OpenAI CEO Sam Altman testified before a US Senate panel and agreed with calls for a regulatory agency for AI. Unlike high-profile hearings in the past, Altman was not grilled by the senators and was instead praised by committee chairperson Senator Richard Blumenthal as an executive who “cares deeply and intensely.” Altman was also asked what regulations he and the other witnesses would implement “if you were queen or king for a day” and called for a new agency, a set of safety standards, and a requirement for independent audits. Longtime AI critic Gary Marcus had to call on Altman not to sidestep a question about his greatest fear of AI technology. Altman replied that his “worst fear is that we — the field, the technology, the industry — cause significant harm to the world.”

The hearing included a few clear signs of OpenAI’s true priorities when it comes to regulation. For example, when Senator Cory Booker lamented the “massive corporate concentration” of AI power in the hands of a few companies, Altman’s response was noteworthy in its effort to place OpenAI’s power in a good light. He said that there will be many people who develop models and that “what is happening on the open-source community is amazing” — but that there will be a relatively small number of providers that can make models at the scale of a state-of-the-art LLM.

Altman finally said something that emphasized OpenAI’s primary mission: to “ensure that artificial general intelligence benefits all of humanity.” An effort to develop an AI agency that implements a licensing scheme, he said, is not for short-term AI concerns. “Where I think the licensing scheme comes in is not for what these models are capable of today, because as you pointed out, you don’t need a new licensing agency to do that,” he said. “But as we head … towards artificial general intelligence, and the impact that will have and the power of that technology, I think we need to treat that as seriously as we treat other very powerful technologies. And that’s where I personally think we need such a scheme.”
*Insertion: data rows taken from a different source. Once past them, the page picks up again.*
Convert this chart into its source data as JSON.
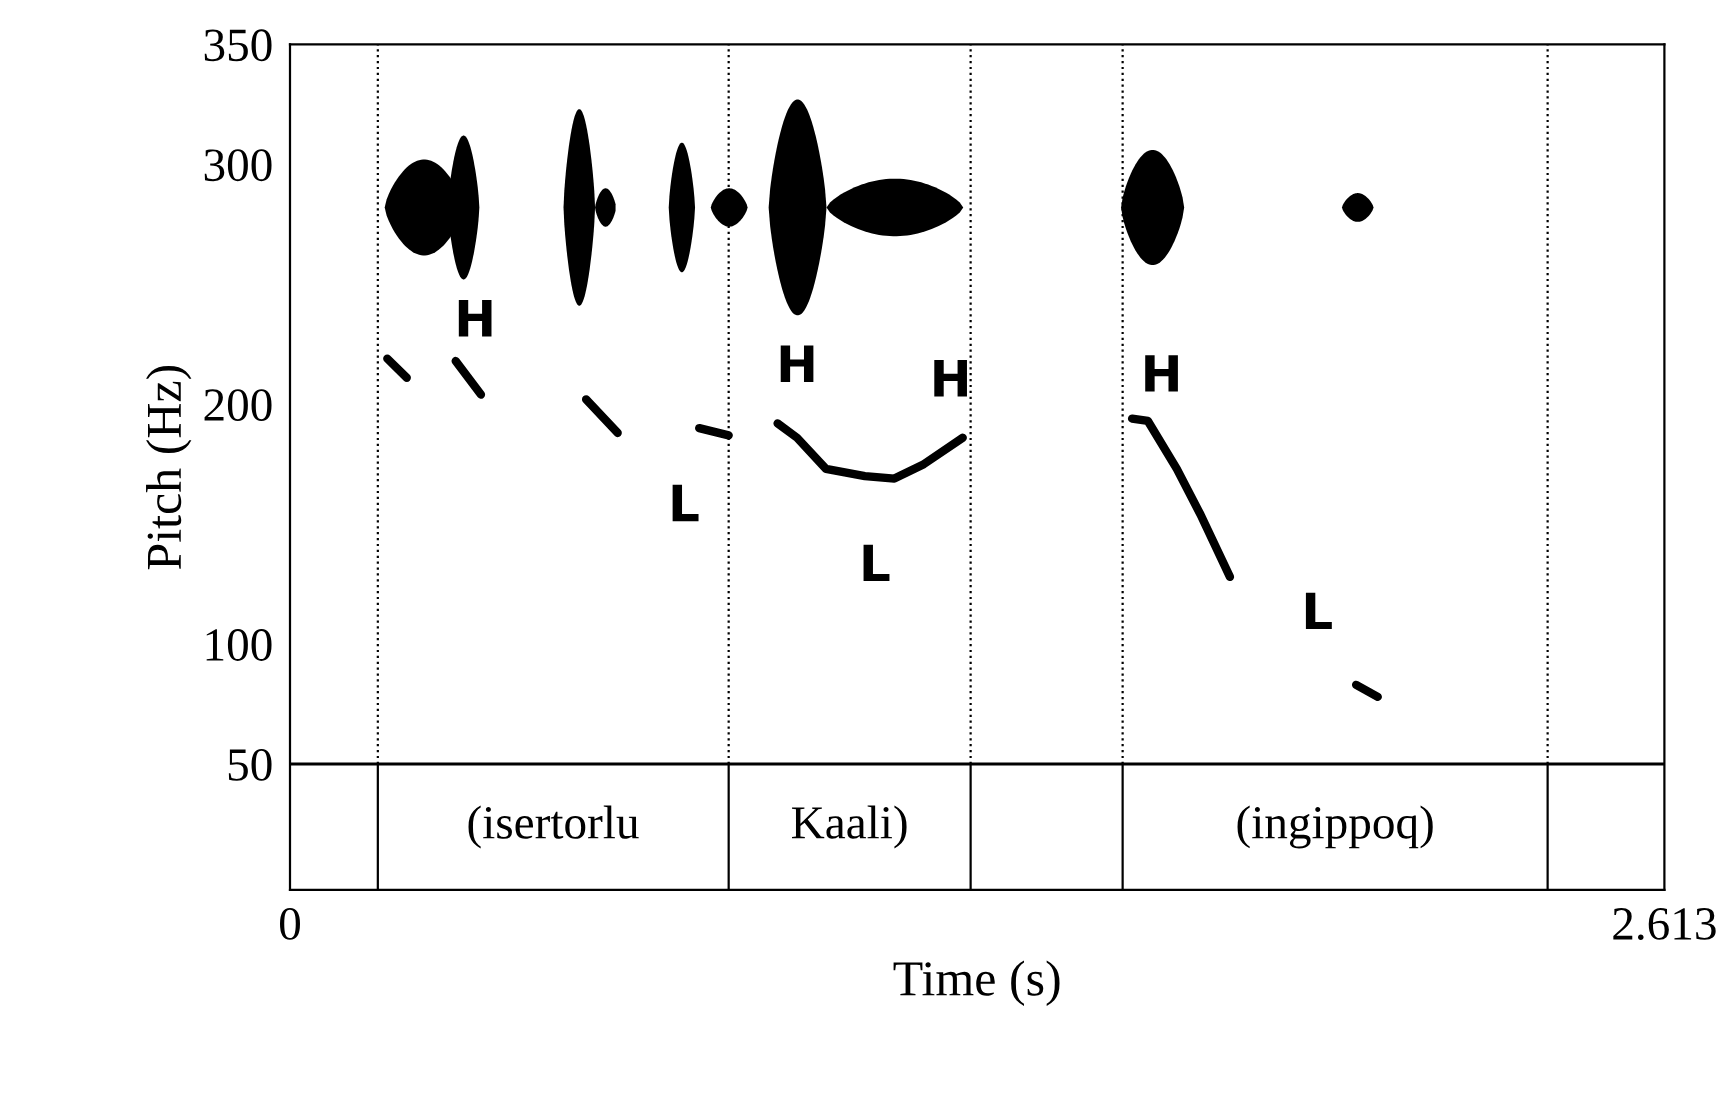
{
  "chart_data": {
    "type": "line",
    "xlabel": "Time (s)",
    "ylabel": "Pitch (Hz)",
    "xlim": [
      0,
      2.613
    ],
    "xticks": [
      0,
      2.613
    ],
    "ylim": [
      -2.5,
      350
    ],
    "yticks": [
      50,
      100,
      200,
      300,
      350
    ],
    "series": [
      {
        "color": "#000000",
        "x": [
          0.185,
          0.222,
          null,
          0.315,
          0.363,
          null,
          0.563,
          0.623,
          null,
          0.778,
          0.834,
          null,
          0.927,
          0.964,
          1.019,
          1.093,
          1.149,
          1.205,
          1.279,
          null,
          1.601,
          1.631,
          1.686,
          1.731,
          1.787,
          null,
          2.027,
          2.068
        ],
        "values": [
          219,
          211,
          null,
          218,
          204,
          null,
          202,
          188,
          null,
          190,
          187,
          null,
          192,
          186,
          173,
          170,
          169,
          175,
          186,
          null,
          194,
          193,
          173,
          154,
          128,
          null,
          83,
          78
        ]
      }
    ],
    "ref_lines": [
      {
        "axis": "y",
        "value": 50,
        "line_style": "solid"
      },
      {
        "axis": "x",
        "value": 0.167,
        "line_style": "dotted"
      },
      {
        "axis": "x",
        "value": 0.834,
        "line_style": "dotted"
      },
      {
        "axis": "x",
        "value": 1.294,
        "line_style": "dotted"
      },
      {
        "axis": "x",
        "value": 1.583,
        "line_style": "dotted"
      },
      {
        "axis": "x",
        "value": 2.391,
        "line_style": "dotted"
      }
    ],
    "annotations": [
      "H",
      "L",
      "H",
      "L",
      "H",
      "H",
      "L",
      "(isertorlu",
      "Kaali)",
      "(ingippoq)"
    ],
    "grid": false,
    "legend": false
  }
}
Today’s hearing was the first in a series of hearings intended to write the rules of AI. Senator Dick Durbin said he thought what happened today was “historic.” “I can’t recall when we’ve had people representing large corporations or private-sector entities come before us and plead with us to regulate them,” he said. “In fact, many people in the Senate have based their careers on the opposite, that the economy will thrive if government gets the hell out of the way. And what I’m hearing instead today is a ‘Stop me before I innovate again’ message.”